Column

Met brood voeren wij de dieren dood

Amsterdam start in 2009 een campagne tegen het voeren. De kernboodschap is: voeren maakt dieren afhankelijk en ziek.

Het veroorzaakt overlast en dierplagen. Daarnaast kunnen wij daar zelf ook ziek van worden. Samen met de Turkse en Marokkaanse gemeenschap wordt naar oplossingen gezocht voor overtollig brood. Vanuit geloofsovertuiging mag dit brood namelijk niet bij het huisvuil. In Amsterdam-Noord start dit jaar een proef met broodbakken bij moskeeën. Het brood gaat naar plaatselijke veehouderijen.
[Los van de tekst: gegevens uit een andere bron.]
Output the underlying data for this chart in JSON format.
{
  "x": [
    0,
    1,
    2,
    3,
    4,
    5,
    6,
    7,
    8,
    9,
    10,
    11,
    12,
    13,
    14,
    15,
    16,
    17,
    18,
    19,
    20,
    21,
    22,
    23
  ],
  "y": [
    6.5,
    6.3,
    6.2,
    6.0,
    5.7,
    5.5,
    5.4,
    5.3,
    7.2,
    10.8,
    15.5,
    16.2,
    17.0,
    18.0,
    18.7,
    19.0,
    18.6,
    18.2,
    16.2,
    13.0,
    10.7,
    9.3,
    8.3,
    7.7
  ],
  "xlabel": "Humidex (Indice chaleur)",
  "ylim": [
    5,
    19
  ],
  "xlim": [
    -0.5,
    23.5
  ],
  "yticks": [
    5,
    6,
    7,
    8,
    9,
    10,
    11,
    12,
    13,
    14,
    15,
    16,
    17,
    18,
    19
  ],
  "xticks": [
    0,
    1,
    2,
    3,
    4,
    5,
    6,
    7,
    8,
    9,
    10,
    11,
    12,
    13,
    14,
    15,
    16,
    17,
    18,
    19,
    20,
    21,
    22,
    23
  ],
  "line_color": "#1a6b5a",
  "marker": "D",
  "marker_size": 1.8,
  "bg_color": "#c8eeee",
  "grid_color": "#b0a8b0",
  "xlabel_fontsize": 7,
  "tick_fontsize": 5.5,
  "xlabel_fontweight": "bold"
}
Achtergrond: Veel gemeentes bestrijden ratten en duiven vanwege overlast. Voorbeelden van overlast zijn schade aan gebouwen door duivenpoep of knaagschade door ratten. Daarnaast kunnen deze dieren bacteriën bij zich dragen met gevaar voor de volksgezondheid. Duiven, ratten en eenden zoeken de mens op omdat zij daar de goede leefomstandigheden vinden waaronder eten. Ratten leven in riolen, duiven broeden in nissen van gebouwen en onder bruggen en eenden verzamelen zich in parken op vaste voerplaatsen. De mens voert er flink op los. Broden drijven in de vijvers, pakken rijst en vogelzaad liggen uitgestrooid op vaste plekken en reigers wachten op hun dagelijkse maaltijd kippenmaagjes. Dit is goed bedoeld maar slecht voor de dieren. Duiven eten vette patat en ratten snoepen overal mee. 
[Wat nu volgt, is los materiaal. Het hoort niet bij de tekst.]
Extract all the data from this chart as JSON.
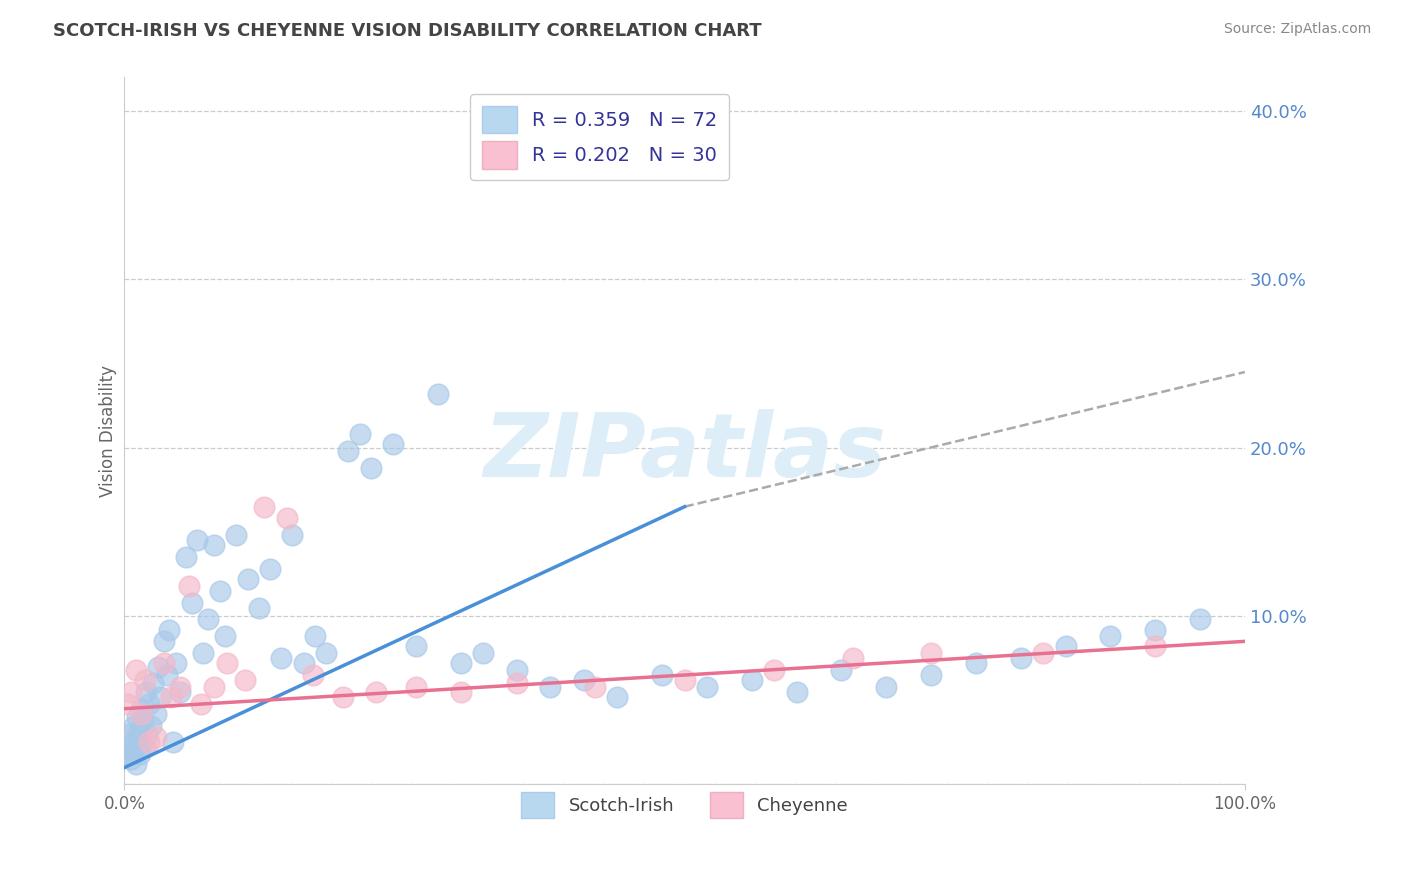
{
  "title": "SCOTCH-IRISH VS CHEYENNE VISION DISABILITY CORRELATION CHART",
  "source": "Source: ZipAtlas.com",
  "ylabel": "Vision Disability",
  "xlim": [
    0,
    1.0
  ],
  "ylim": [
    0,
    0.42
  ],
  "r_scotch": 0.359,
  "n_scotch": 72,
  "r_cheyenne": 0.202,
  "n_cheyenne": 30,
  "blue_scatter": "#a8c8e8",
  "pink_scatter": "#f4b8c8",
  "blue_line": "#4a90d9",
  "pink_line": "#e87090",
  "gray_dash": "#aaaaaa",
  "title_color": "#444444",
  "source_color": "#888888",
  "grid_color": "#cccccc",
  "watermark_color": "#ddeef8",
  "right_tick_color": "#5588cc",
  "scotch_x": [
    0.003,
    0.004,
    0.005,
    0.006,
    0.007,
    0.008,
    0.009,
    0.01,
    0.011,
    0.012,
    0.013,
    0.014,
    0.015,
    0.016,
    0.017,
    0.018,
    0.019,
    0.02,
    0.022,
    0.024,
    0.026,
    0.028,
    0.03,
    0.032,
    0.035,
    0.038,
    0.04,
    0.043,
    0.046,
    0.05,
    0.055,
    0.06,
    0.065,
    0.07,
    0.075,
    0.08,
    0.085,
    0.09,
    0.1,
    0.11,
    0.12,
    0.13,
    0.14,
    0.15,
    0.16,
    0.17,
    0.18,
    0.2,
    0.21,
    0.22,
    0.24,
    0.26,
    0.28,
    0.3,
    0.32,
    0.35,
    0.38,
    0.41,
    0.44,
    0.48,
    0.52,
    0.56,
    0.6,
    0.64,
    0.68,
    0.72,
    0.76,
    0.8,
    0.84,
    0.88,
    0.92,
    0.96
  ],
  "scotch_y": [
    0.022,
    0.018,
    0.03,
    0.015,
    0.025,
    0.02,
    0.035,
    0.012,
    0.04,
    0.028,
    0.032,
    0.018,
    0.045,
    0.025,
    0.038,
    0.022,
    0.055,
    0.03,
    0.048,
    0.035,
    0.06,
    0.042,
    0.07,
    0.052,
    0.085,
    0.065,
    0.092,
    0.025,
    0.072,
    0.055,
    0.135,
    0.108,
    0.145,
    0.078,
    0.098,
    0.142,
    0.115,
    0.088,
    0.148,
    0.122,
    0.105,
    0.128,
    0.075,
    0.148,
    0.072,
    0.088,
    0.078,
    0.198,
    0.208,
    0.188,
    0.202,
    0.082,
    0.232,
    0.072,
    0.078,
    0.068,
    0.058,
    0.062,
    0.052,
    0.065,
    0.058,
    0.062,
    0.055,
    0.068,
    0.058,
    0.065,
    0.072,
    0.075,
    0.082,
    0.088,
    0.092,
    0.098
  ],
  "cheyenne_x": [
    0.003,
    0.006,
    0.01,
    0.015,
    0.018,
    0.022,
    0.028,
    0.035,
    0.042,
    0.05,
    0.058,
    0.068,
    0.08,
    0.092,
    0.108,
    0.125,
    0.145,
    0.168,
    0.195,
    0.225,
    0.26,
    0.3,
    0.35,
    0.42,
    0.5,
    0.58,
    0.65,
    0.72,
    0.82,
    0.92
  ],
  "cheyenne_y": [
    0.048,
    0.055,
    0.068,
    0.042,
    0.062,
    0.025,
    0.028,
    0.072,
    0.052,
    0.058,
    0.118,
    0.048,
    0.058,
    0.072,
    0.062,
    0.165,
    0.158,
    0.065,
    0.052,
    0.055,
    0.058,
    0.055,
    0.06,
    0.058,
    0.062,
    0.068,
    0.075,
    0.078,
    0.078,
    0.082
  ],
  "scotch_line_x": [
    0.0,
    0.5
  ],
  "scotch_line_y_start": 0.01,
  "scotch_line_y_end": 0.165,
  "dash_line_x": [
    0.5,
    1.0
  ],
  "dash_line_y_start": 0.165,
  "dash_line_y_end": 0.245,
  "cheyenne_line_x": [
    0.0,
    1.0
  ],
  "cheyenne_line_y_start": 0.045,
  "cheyenne_line_y_end": 0.085
}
Gemeentes vangen duiven weg en een deel van de duiven wordt gedood. Ratten worden bestreden met rattengif en sterven een langzame dood. Natuurlijke vijanden en huisdieren lopen onnodig risico op vergiftiging. Buiten de stad zoeken duiven en eenden de hele dag naar gevarieerd en gezond voedsel. Stadseenden eten veel brood, dat is onnatuurlijk en ongezond. Door dit eenzijdige voedsel ontstaat een tekort aan vitamine, kalk en mineralen. Normaal kan een eend 29 jaar worden, maar de meeste stadseenden worden niet ouder dan twee jaar.

Een intensief communicatietraject is cruciaal voor deze cultuuromslag.